Histoire texane et approximations / exagérations en tous genres
Le Fils est le second roman de l’écrivain américain Philipp Meyer. Au fil des pages se dessine sous nos yeux l’histoire du Texas à travers la vie de la famille McCullough. Qu’il s’agisse de l’ascension et de la chute des amérindiens, ou des Mexicains et des colons blancs qui contestent la propriété de ce vaste territoire, le roman n’omet aucun des éléments ayant conduit à la création de cette identité texane si forte.
Cette saga familiale aux allures de patchwork de fiction, avec un soupçon de Dallas et une touche de the Big Valley, est en réalité un roman mûrement réfléchi pendant plus de 5 ans. 5 ans pendant lesquels Philipp Meyer s’est documenté sur l’histoire des Etats-Unis, et – plus particulièrement – sur l’histoire texane. Ainsi, certains passages ont parfois des allures d’extraits d’encyclopédies (dans le bon sens du terme, rassurez-vous ^^), et on apprend énormément sur le monde du travail, la vie des Comanches, les forages pétroliers… , malgré quelques erreurs historiques ou sur le plan de la géographie. Malgré tout, l’ensemble est vraiment harmonieux et attrayant malgré quelques maladresses – le côté un peu « pleurnichard » du récit par moments, par exemple.
Le livre s’organise en trois récits bien distincts sur quatre générations du clan McCullough, barons du bétail et rois du pétrole. Le narrateur de la première partie est le patriarche implacable et impitoyable Eli McCullough, dont l’histoire a débuté le jour de ses 13 ans, lorsque des Comanches l’ont enlevé après avoir massacré sa famille sous ses yeux. Adopté par la tribu, Eli qui n’était alors pas franchement très éduqué développe assez rapidement un don pour la géographie et une expertise impressionnante dans un tas de domaines. Lorsqu’il regagne enfin le « monde civilisé », il se bâtit un empire grâce à la vente de bétail, de pétrole, mais également grâce au vol et à la corruption. Sur cet empire constitué dans le sang – celui des Amérindiens, principalement – Eli règne en seigneur absolu.

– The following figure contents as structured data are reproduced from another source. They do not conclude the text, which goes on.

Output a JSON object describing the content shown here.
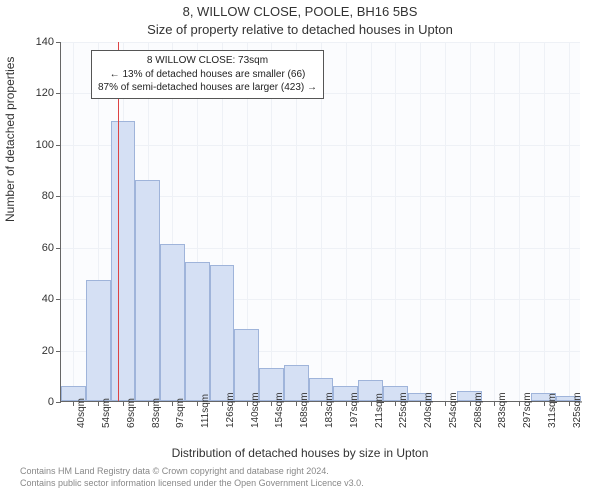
{
  "title": "8, WILLOW CLOSE, POOLE, BH16 5BS",
  "subtitle": "Size of property relative to detached houses in Upton",
  "chart": {
    "type": "histogram",
    "background_color": "#fbfcfe",
    "grid_color": "#eef1f6",
    "axis_color": "#666666",
    "bar_fill": "#d5e0f4",
    "bar_border": "#9fb4da",
    "reference_line_color": "#d44",
    "annotation_border": "#555555",
    "ylabel": "Number of detached properties",
    "xlabel": "Distribution of detached houses by size in Upton",
    "ylim": [
      0,
      140
    ],
    "ytick_step": 20,
    "x_categories": [
      "40sqm",
      "54sqm",
      "69sqm",
      "83sqm",
      "97sqm",
      "111sqm",
      "126sqm",
      "140sqm",
      "154sqm",
      "168sqm",
      "183sqm",
      "197sqm",
      "211sqm",
      "225sqm",
      "240sqm",
      "254sqm",
      "268sqm",
      "283sqm",
      "297sqm",
      "311sqm",
      "325sqm"
    ],
    "values": [
      6,
      47,
      109,
      86,
      61,
      54,
      53,
      28,
      13,
      14,
      9,
      6,
      8,
      6,
      3,
      0,
      4,
      0,
      0,
      3,
      2
    ],
    "reference_index": 2,
    "annotation": {
      "line1": "8 WILLOW CLOSE: 73sqm",
      "line2": "← 13% of detached houses are smaller (66)",
      "line3": "87% of semi-detached houses are larger (423) →"
    },
    "tick_fontsize": 11,
    "label_fontsize": 12,
    "title_fontsize": 13
  },
  "footer": {
    "line1": "Contains HM Land Registry data © Crown copyright and database right 2024.",
    "line2": "Contains public sector information licensed under the Open Government Licence v3.0."
  }
}
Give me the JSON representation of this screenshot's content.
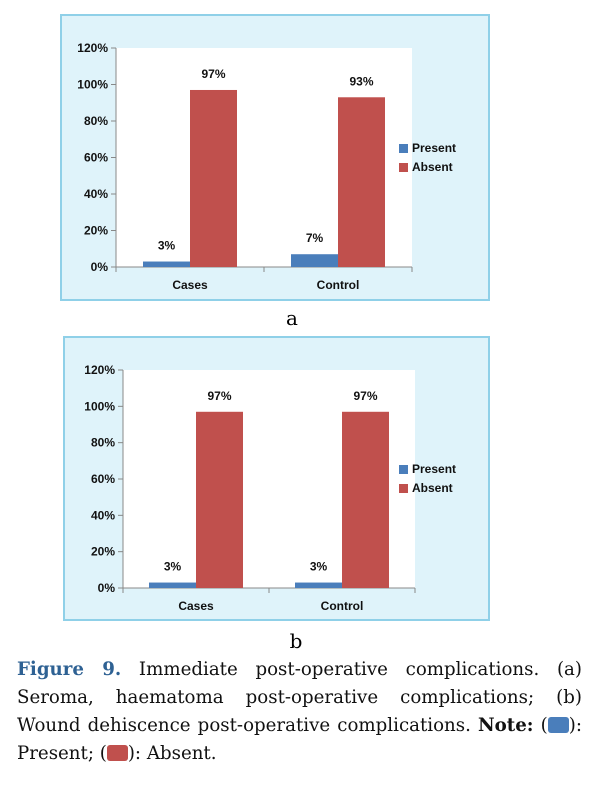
{
  "chart_data": [
    {
      "type": "bar",
      "panel": "a",
      "categories": [
        "Cases",
        "Control"
      ],
      "series": [
        {
          "name": "Present",
          "values": [
            3,
            7
          ],
          "labels": [
            "3%",
            "7%"
          ],
          "color": "#4a7ebb"
        },
        {
          "name": "Absent",
          "values": [
            97,
            93
          ],
          "labels": [
            "97%",
            "93%"
          ],
          "color": "#c0504d"
        }
      ],
      "yticks": [
        "0%",
        "20%",
        "40%",
        "60%",
        "80%",
        "100%",
        "120%"
      ],
      "ylim": [
        0,
        120
      ],
      "legend": "right",
      "grid": false
    },
    {
      "type": "bar",
      "panel": "b",
      "categories": [
        "Cases",
        "Control"
      ],
      "series": [
        {
          "name": "Present",
          "values": [
            3,
            3
          ],
          "labels": [
            "3%",
            "3%"
          ],
          "color": "#4a7ebb"
        },
        {
          "name": "Absent",
          "values": [
            97,
            97
          ],
          "labels": [
            "97%",
            "97%"
          ],
          "color": "#c0504d"
        }
      ],
      "yticks": [
        "0%",
        "20%",
        "40%",
        "60%",
        "80%",
        "100%",
        "120%"
      ],
      "ylim": [
        0,
        120
      ],
      "legend": "right",
      "grid": false
    }
  ],
  "subfigure_labels": [
    "a",
    "b"
  ],
  "caption": {
    "figure_label": "Figure 9.",
    "text": " Immediate post-operative complications. (a) Seroma, haematoma post-operative complications; (b) Wound dehiscence post-operative complications. ",
    "note_label": "Note:",
    "open_paren": " (",
    "present_text": "): Present; (",
    "absent_text": "): Absent."
  },
  "colors": {
    "panel_background": "#dff3fa",
    "panel_border": "#8fd0e8",
    "present": "#4a7ebb",
    "absent": "#c0504d",
    "figure_label": "#2e6193"
  }
}
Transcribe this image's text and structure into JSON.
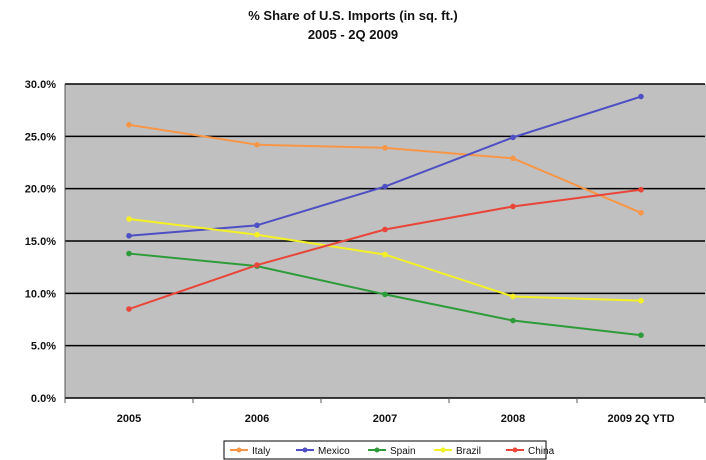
{
  "chart_data": {
    "type": "line",
    "title": "% Share of U.S. Imports (in sq. ft.)",
    "subtitle": "2005 - 2Q 2009",
    "categories": [
      "2005",
      "2006",
      "2007",
      "2008",
      "2009 2Q YTD"
    ],
    "y_ticks": [
      "0.0%",
      "5.0%",
      "10.0%",
      "15.0%",
      "20.0%",
      "25.0%",
      "30.0%"
    ],
    "ylim": [
      0,
      30
    ],
    "grid": true,
    "legend_position": "bottom",
    "plot_background": "#c0c0c0",
    "series": [
      {
        "name": "Italy",
        "color": "#f79646",
        "values": [
          26.1,
          24.2,
          23.9,
          22.9,
          17.7
        ]
      },
      {
        "name": "Mexico",
        "color": "#4f4fc4",
        "values": [
          15.5,
          16.5,
          20.2,
          24.9,
          28.8
        ]
      },
      {
        "name": "Spain",
        "color": "#2e9b3a",
        "values": [
          13.8,
          12.6,
          9.9,
          7.4,
          6.0
        ]
      },
      {
        "name": "Brazil",
        "color": "#f4f026",
        "values": [
          17.1,
          15.6,
          13.7,
          9.7,
          9.3
        ]
      },
      {
        "name": "China",
        "color": "#e8463a",
        "values": [
          8.5,
          12.7,
          16.1,
          18.3,
          19.9
        ]
      }
    ]
  }
}
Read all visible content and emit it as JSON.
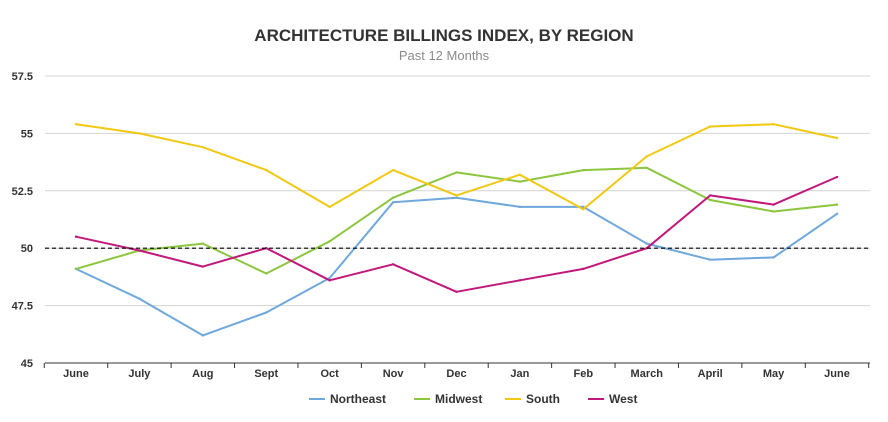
{
  "chart_data": {
    "type": "line",
    "title": "ARCHITECTURE BILLINGS INDEX, BY REGION",
    "subtitle": "Past 12 Months",
    "xlabel": "",
    "ylabel": "",
    "categories": [
      "June",
      "July",
      "Aug",
      "Sept",
      "Oct",
      "Nov",
      "Dec",
      "Jan",
      "Feb",
      "March",
      "April",
      "May",
      "June"
    ],
    "y_ticks": [
      "45",
      "47.5",
      "50",
      "52.5",
      "55",
      "57.5"
    ],
    "ylim": [
      45,
      57.5
    ],
    "reference_line": 50,
    "grid": true,
    "legend_position": "bottom",
    "series": [
      {
        "name": "Northeast",
        "color": "#6fa8dc",
        "values": [
          49.1,
          47.8,
          46.2,
          47.2,
          48.7,
          52.0,
          52.2,
          51.8,
          51.8,
          50.2,
          49.5,
          49.6,
          51.5
        ]
      },
      {
        "name": "Midwest",
        "color": "#8cc63f",
        "values": [
          49.1,
          49.9,
          50.2,
          48.9,
          50.3,
          52.2,
          53.3,
          52.9,
          53.4,
          53.5,
          52.1,
          51.6,
          51.9
        ]
      },
      {
        "name": "South",
        "color": "#f2c811",
        "values": [
          55.4,
          55.0,
          54.4,
          53.4,
          51.8,
          53.4,
          52.3,
          53.2,
          51.7,
          54.0,
          55.3,
          55.4,
          54.8
        ]
      },
      {
        "name": "West",
        "color": "#c2187b",
        "values": [
          50.5,
          49.9,
          49.2,
          50.0,
          48.6,
          49.3,
          48.1,
          48.6,
          49.1,
          50.0,
          52.3,
          51.9,
          53.1
        ]
      }
    ]
  }
}
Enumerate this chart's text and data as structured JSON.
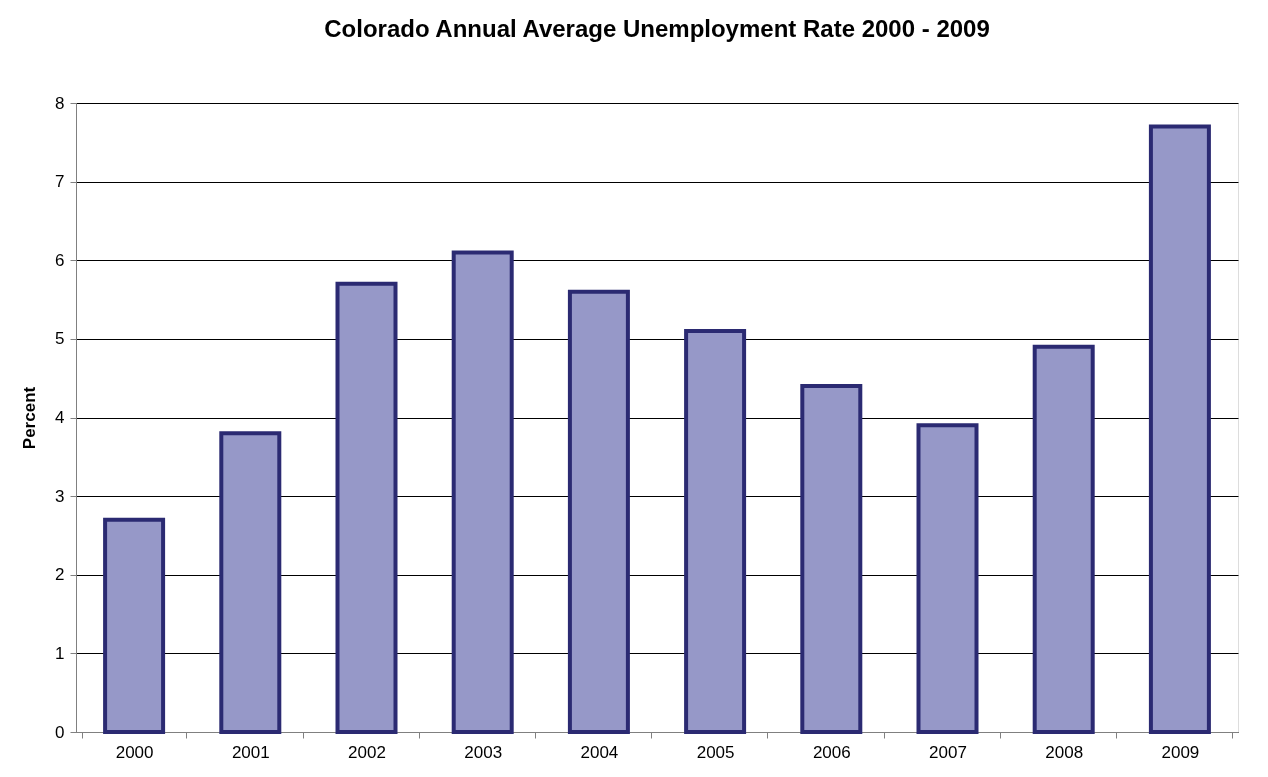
{
  "chart_data": {
    "type": "bar",
    "title": "Colorado Annual Average Unemployment Rate 2000 - 2009",
    "ylabel": "Percent",
    "categories": [
      "2000",
      "2001",
      "2002",
      "2003",
      "2004",
      "2005",
      "2006",
      "2007",
      "2008",
      "2009"
    ],
    "values": [
      2.7,
      3.8,
      5.7,
      6.1,
      5.6,
      5.1,
      4.4,
      3.9,
      4.9,
      7.7
    ],
    "color": "#9698c8",
    "ylim": [
      0,
      8
    ],
    "yticks": [
      0,
      1,
      2,
      3,
      4,
      5,
      6,
      7,
      8
    ],
    "grid": "y"
  }
}
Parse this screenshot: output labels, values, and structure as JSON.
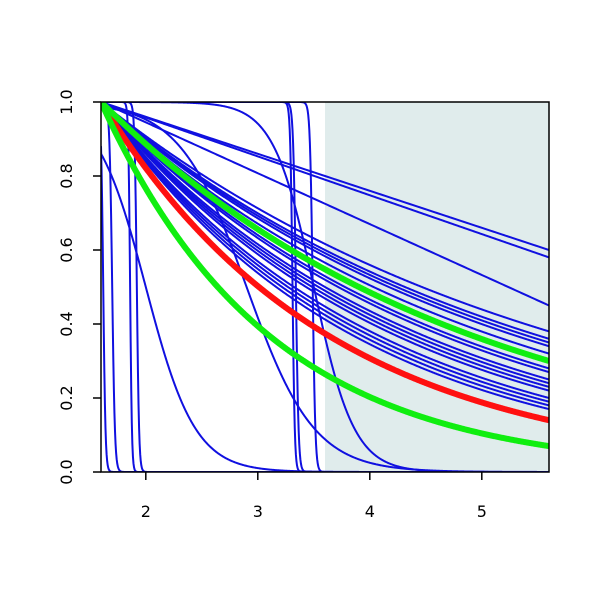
{
  "chart_data": {
    "type": "line",
    "title": "",
    "xlabel": "",
    "ylabel": "",
    "xlim": [
      1.6,
      5.6
    ],
    "ylim": [
      0.0,
      1.0
    ],
    "x_ticks": [
      2,
      3,
      4,
      5
    ],
    "y_ticks": [
      0.0,
      0.2,
      0.4,
      0.6,
      0.8,
      1.0
    ],
    "x_tick_labels": [
      "2",
      "3",
      "4",
      "5"
    ],
    "y_tick_labels": [
      "0.0",
      "0.2",
      "0.4",
      "0.6",
      "0.8",
      "1.0"
    ],
    "grid": false,
    "legend": "none",
    "shaded_region": {
      "x_from": 3.6,
      "x_to": 5.6,
      "color": "#e0ecec"
    },
    "colors": {
      "blue": "#1010e0",
      "red": "#ff1010",
      "green": "#10ee10",
      "shade": "#e0ecec",
      "axis": "#000000"
    },
    "series": [
      {
        "color": "blue",
        "kind": "linear",
        "y_at_max": 0.6
      },
      {
        "color": "blue",
        "kind": "linear",
        "y_at_max": 0.58
      },
      {
        "color": "blue",
        "kind": "linear",
        "y_at_max": 0.45
      },
      {
        "color": "blue",
        "kind": "exp",
        "y_at_max": 0.38
      },
      {
        "color": "blue",
        "kind": "exp",
        "y_at_max": 0.36
      },
      {
        "color": "blue",
        "kind": "exp",
        "y_at_max": 0.35
      },
      {
        "color": "blue",
        "kind": "exp",
        "y_at_max": 0.34
      },
      {
        "color": "blue",
        "kind": "exp",
        "y_at_max": 0.32
      },
      {
        "color": "blue",
        "kind": "exp",
        "y_at_max": 0.3
      },
      {
        "color": "blue",
        "kind": "exp",
        "y_at_max": 0.28
      },
      {
        "color": "blue",
        "kind": "exp",
        "y_at_max": 0.27
      },
      {
        "color": "blue",
        "kind": "exp",
        "y_at_max": 0.25
      },
      {
        "color": "blue",
        "kind": "exp",
        "y_at_max": 0.24
      },
      {
        "color": "blue",
        "kind": "exp",
        "y_at_max": 0.23
      },
      {
        "color": "blue",
        "kind": "exp",
        "y_at_max": 0.22
      },
      {
        "color": "blue",
        "kind": "exp",
        "y_at_max": 0.2
      },
      {
        "color": "blue",
        "kind": "exp",
        "y_at_max": 0.19
      },
      {
        "color": "blue",
        "kind": "exp",
        "y_at_max": 0.18
      },
      {
        "color": "blue",
        "kind": "exp",
        "y_at_max": 0.17
      },
      {
        "color": "blue",
        "kind": "sigmoid",
        "midpoint": 1.62,
        "scale": 0.01
      },
      {
        "color": "blue",
        "kind": "sigmoid",
        "midpoint": 1.7,
        "scale": 0.012
      },
      {
        "color": "blue",
        "kind": "sigmoid",
        "midpoint": 1.86,
        "scale": 0.008
      },
      {
        "color": "blue",
        "kind": "sigmoid",
        "midpoint": 1.92,
        "scale": 0.01
      },
      {
        "color": "blue",
        "kind": "sigmoid",
        "midpoint": 3.31,
        "scale": 0.01
      },
      {
        "color": "blue",
        "kind": "sigmoid",
        "midpoint": 3.34,
        "scale": 0.012
      },
      {
        "color": "blue",
        "kind": "sigmoid",
        "midpoint": 3.49,
        "scale": 0.012
      },
      {
        "color": "blue",
        "kind": "sigmoid",
        "midpoint": 2.9,
        "scale": 0.3
      },
      {
        "color": "blue",
        "kind": "sigmoid",
        "midpoint": 3.5,
        "scale": 0.18
      },
      {
        "color": "blue",
        "kind": "sigmoid",
        "midpoint": 2.0,
        "scale": 0.22
      },
      {
        "color": "red",
        "kind": "exp",
        "y_at_max": 0.14,
        "width": 6
      },
      {
        "color": "green",
        "kind": "exp",
        "y_at_max": 0.3,
        "width": 6
      },
      {
        "color": "green",
        "kind": "exp",
        "y_at_max": 0.07,
        "width": 6
      }
    ]
  }
}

La seconde partie est consacrée au fils d’Eli, Peter, devenu Texas Ranger et officier confédéré. Après avoir volé une fortune, il épouse la fille d’un juge et s’installe dans un ranch au milieu de plusieurs hectares de terres. Contrairement à son père un peu rustique et vulgaire sur les bords, Peter est un homme doux qui ne tarde pas à embrasser le romantique de la culture mexicaine qu’Eli méprisait tant. Le personnage de Peter semble le seul à être tourmenté par l’héritage sanglant que lui a laissé sa famille.
La dernière partie est consacrée à l’arrière petite-fille d’Eli, Jeannie, une sorte de Scarlett O’Hara fougueuse, indépendante et difficile à impressionner qui a hérité de la fortune familiale. Menant une vie de malheur dans une solitude des plus extrêmes, elle est aux prises avec son statut de femme, l’histoire de sa famille ainsi qu’avec les richesses et les responsabilités de sa famille.
C’est la capacité de son auteur à nous présenter des figures écrasées par le poids de centaines d’années d’histoire qui m’a séduite et incitée à poursuivre ma lecture. Meyer souligne l’importance du passé dans la manière dont se dessinera notre avenir et nous livre un avertissement assez inquiétant sur notre obsession de l’identité et du territoire qui y est rattaché lorsqu’un groupe de personne en défie un autre. Ainsi, chacun des trois récits est celui d’une prise de conscience, ponctuée de temps à autre – à la manière d’une série télévisée – de caméos faisant intervenir des personnages célèbres de l’histoire américaine. Des caméos pas nécessairement très intéressants et qui nous écartent du récit et qui n’apportent de ce fait pas grand-chose à l’histoire.
J’ai apprécié cette lecture, mais j’aurais aimé que Meyer s’applique d’avantage à remettre en question les mythes fondateurs du Texas plutôt que de simplement s’évertuer à les tourner en dérision un par un.